Is there any work being done to get the official Nextcloud client into FreeBSD? I was suprised to see the server software there, but no client. I know I can use the owncloud client for now, which i'm doing.


----------



## Greg Fitzgerald (Feb 21, 2018)

I guess there isn't really an official release yet, so I suppose that is the reason? Is it acceptable to make a package from a git revision in this case? Would that make it into ports or would I be wasting my time?


----------



## rigoletto@ (Feb 21, 2018)

Hi.

Yeah, with the ownCloud client being basically the same I guess no one bother to port the Nextcloud branded one.
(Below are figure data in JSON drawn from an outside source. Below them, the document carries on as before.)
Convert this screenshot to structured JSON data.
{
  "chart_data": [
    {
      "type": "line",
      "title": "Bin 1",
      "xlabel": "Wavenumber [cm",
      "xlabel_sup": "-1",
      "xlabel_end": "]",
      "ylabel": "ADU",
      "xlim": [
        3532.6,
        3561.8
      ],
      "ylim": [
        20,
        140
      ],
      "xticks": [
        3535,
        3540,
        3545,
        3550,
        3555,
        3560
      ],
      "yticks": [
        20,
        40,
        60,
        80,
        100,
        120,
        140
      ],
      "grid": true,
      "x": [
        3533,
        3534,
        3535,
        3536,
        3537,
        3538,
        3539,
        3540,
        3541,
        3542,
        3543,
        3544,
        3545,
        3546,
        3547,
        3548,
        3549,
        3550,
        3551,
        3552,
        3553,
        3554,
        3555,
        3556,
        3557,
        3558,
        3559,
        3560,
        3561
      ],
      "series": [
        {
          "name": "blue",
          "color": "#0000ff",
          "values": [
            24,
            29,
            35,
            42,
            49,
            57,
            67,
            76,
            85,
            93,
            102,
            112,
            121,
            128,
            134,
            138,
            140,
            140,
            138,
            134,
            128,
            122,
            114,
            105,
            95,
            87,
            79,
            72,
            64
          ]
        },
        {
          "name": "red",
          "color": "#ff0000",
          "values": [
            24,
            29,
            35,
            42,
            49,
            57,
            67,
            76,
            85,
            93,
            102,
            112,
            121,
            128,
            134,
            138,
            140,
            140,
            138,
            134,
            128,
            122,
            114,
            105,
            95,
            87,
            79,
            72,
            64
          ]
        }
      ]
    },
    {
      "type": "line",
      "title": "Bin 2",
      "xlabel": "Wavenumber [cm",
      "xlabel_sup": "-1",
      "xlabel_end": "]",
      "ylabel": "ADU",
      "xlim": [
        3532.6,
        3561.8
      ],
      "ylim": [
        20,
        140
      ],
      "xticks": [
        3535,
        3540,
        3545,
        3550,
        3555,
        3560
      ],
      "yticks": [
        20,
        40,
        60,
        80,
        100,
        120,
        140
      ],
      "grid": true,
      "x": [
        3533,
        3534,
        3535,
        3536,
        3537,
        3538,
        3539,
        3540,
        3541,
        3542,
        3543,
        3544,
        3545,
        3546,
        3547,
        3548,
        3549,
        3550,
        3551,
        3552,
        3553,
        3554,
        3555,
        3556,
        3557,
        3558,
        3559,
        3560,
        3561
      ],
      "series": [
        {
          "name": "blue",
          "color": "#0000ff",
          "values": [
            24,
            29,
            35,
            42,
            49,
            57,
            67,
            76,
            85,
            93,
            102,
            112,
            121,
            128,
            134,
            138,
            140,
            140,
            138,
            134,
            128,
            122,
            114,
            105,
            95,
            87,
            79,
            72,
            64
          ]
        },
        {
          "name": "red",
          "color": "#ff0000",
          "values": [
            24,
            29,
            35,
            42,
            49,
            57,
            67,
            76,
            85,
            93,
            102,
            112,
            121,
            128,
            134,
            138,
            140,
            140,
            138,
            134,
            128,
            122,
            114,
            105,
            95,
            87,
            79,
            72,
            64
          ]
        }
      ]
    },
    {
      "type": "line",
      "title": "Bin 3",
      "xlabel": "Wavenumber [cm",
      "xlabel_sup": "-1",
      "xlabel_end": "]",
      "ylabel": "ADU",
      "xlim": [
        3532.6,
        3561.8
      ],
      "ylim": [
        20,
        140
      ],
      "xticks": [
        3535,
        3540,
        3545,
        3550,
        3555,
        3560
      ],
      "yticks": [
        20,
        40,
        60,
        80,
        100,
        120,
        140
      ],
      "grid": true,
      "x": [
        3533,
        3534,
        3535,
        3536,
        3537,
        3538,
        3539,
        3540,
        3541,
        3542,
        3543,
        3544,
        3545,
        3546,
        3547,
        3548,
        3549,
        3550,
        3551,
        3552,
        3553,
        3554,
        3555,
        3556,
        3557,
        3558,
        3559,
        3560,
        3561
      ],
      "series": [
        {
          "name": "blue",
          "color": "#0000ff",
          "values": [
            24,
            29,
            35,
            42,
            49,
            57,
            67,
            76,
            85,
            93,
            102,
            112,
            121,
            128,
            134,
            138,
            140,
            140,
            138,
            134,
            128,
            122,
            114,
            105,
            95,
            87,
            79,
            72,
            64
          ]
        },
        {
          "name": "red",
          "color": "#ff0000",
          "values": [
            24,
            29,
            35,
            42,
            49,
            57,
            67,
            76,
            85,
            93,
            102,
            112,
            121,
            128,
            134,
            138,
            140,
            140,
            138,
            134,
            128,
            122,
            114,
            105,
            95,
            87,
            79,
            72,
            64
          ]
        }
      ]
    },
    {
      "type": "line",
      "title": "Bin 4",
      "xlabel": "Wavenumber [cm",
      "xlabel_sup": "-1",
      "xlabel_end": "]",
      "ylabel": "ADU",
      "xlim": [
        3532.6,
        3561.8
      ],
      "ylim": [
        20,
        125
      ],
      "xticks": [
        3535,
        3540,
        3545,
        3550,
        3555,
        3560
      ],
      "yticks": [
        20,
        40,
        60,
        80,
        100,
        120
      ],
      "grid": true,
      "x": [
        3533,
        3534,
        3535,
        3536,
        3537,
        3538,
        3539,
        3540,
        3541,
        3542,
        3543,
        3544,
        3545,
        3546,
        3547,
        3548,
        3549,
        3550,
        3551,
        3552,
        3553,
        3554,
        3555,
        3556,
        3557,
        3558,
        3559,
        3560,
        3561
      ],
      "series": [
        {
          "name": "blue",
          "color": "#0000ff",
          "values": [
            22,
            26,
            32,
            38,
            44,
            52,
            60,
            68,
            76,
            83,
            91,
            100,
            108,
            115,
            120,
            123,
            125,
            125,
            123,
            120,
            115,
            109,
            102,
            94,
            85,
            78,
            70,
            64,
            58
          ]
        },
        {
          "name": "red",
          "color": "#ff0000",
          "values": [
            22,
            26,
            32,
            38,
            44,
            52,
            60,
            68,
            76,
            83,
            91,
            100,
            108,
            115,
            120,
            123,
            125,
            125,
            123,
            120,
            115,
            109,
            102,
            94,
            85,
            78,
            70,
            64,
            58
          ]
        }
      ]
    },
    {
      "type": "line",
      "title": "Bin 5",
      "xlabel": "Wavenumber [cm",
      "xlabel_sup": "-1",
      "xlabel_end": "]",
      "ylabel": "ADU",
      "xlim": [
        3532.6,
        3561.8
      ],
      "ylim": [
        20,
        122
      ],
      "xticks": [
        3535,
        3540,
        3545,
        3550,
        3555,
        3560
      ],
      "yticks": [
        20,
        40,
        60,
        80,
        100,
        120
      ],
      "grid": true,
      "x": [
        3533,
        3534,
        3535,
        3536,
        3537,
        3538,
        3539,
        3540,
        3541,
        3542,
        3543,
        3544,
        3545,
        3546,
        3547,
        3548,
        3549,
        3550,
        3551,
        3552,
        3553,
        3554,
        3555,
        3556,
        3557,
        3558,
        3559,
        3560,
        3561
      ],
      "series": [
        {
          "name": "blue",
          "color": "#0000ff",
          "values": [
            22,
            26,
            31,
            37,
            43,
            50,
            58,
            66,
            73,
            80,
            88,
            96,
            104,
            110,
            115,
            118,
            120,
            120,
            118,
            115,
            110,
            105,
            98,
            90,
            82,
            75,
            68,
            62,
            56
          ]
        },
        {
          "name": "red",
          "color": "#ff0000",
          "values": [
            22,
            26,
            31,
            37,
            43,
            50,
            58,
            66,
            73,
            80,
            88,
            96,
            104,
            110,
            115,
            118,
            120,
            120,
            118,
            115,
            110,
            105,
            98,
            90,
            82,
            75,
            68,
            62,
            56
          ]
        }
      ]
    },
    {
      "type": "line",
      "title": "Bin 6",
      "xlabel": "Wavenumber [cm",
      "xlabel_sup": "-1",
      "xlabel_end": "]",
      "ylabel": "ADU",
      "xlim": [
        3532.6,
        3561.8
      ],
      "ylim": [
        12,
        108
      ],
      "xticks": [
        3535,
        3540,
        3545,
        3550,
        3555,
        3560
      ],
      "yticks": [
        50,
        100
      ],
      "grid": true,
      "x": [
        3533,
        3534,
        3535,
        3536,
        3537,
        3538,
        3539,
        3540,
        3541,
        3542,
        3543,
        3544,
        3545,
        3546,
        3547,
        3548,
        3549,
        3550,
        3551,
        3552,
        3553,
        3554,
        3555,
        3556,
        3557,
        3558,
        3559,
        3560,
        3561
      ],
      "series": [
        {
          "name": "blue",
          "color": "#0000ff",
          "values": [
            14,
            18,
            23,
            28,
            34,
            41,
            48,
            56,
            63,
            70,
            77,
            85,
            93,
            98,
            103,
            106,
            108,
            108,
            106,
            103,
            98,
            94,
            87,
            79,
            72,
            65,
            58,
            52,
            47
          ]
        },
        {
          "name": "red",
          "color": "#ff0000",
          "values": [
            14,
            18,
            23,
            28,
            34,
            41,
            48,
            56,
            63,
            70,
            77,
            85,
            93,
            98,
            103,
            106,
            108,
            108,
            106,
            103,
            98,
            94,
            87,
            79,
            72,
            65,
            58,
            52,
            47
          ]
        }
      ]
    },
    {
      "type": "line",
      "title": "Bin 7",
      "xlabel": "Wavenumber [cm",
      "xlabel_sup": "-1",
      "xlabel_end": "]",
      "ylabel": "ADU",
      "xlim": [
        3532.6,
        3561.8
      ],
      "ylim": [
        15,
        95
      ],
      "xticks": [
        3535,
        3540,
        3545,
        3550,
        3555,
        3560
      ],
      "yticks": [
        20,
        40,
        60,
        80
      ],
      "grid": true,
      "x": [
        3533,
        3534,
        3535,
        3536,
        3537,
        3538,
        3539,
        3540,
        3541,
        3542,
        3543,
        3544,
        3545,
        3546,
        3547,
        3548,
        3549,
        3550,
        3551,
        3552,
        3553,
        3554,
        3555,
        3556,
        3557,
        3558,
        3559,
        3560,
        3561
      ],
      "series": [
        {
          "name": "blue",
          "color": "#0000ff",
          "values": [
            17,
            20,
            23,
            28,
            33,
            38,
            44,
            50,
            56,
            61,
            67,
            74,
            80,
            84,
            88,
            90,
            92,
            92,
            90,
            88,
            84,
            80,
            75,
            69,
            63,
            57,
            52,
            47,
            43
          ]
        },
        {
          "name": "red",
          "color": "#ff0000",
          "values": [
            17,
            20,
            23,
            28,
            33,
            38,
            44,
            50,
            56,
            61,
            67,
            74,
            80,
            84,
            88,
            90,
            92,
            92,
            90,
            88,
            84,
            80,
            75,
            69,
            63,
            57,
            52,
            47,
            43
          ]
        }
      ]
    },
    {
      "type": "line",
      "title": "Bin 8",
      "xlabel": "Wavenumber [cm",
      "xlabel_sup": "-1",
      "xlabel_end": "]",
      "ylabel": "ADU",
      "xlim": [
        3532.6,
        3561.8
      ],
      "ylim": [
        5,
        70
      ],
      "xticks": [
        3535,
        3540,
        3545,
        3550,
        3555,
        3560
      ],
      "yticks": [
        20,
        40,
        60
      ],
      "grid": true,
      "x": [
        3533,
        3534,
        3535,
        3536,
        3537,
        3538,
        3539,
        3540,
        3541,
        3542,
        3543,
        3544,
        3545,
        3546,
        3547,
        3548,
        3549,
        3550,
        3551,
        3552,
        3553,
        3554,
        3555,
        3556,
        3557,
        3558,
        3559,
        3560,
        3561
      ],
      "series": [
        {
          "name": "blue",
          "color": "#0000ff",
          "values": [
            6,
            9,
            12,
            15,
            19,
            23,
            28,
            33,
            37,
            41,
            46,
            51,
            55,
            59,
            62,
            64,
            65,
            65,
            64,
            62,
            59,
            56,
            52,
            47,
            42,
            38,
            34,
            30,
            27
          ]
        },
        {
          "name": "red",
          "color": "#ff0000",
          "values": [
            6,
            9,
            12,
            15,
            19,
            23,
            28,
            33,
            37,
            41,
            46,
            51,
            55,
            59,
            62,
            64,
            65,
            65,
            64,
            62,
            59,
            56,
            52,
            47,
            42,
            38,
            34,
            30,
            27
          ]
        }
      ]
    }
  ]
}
Now, heard the Nextcloud client will divert and so there will need to be the proper client, but someone should port (and maintain) it first. 

It seems you are willing to port it. I think you should first contact the www/nextcloud and/or deskutils/owncloudclient to know if they are already doing that, to avoid duplicate efforts.

Cheers!


----------



## Greg Fitzgerald (Feb 21, 2018)

Thanks for the advise I'll contact them both. I would certainly like to have it, it seems a bit more stable in my experience. I think they been pushing changes to it since the fork.


----------



## rigoletto@ (Feb 21, 2018)

The last time I saw were just the branding stuff, currently I am not aware but the "new" will have client-side encryption or something like that.


----------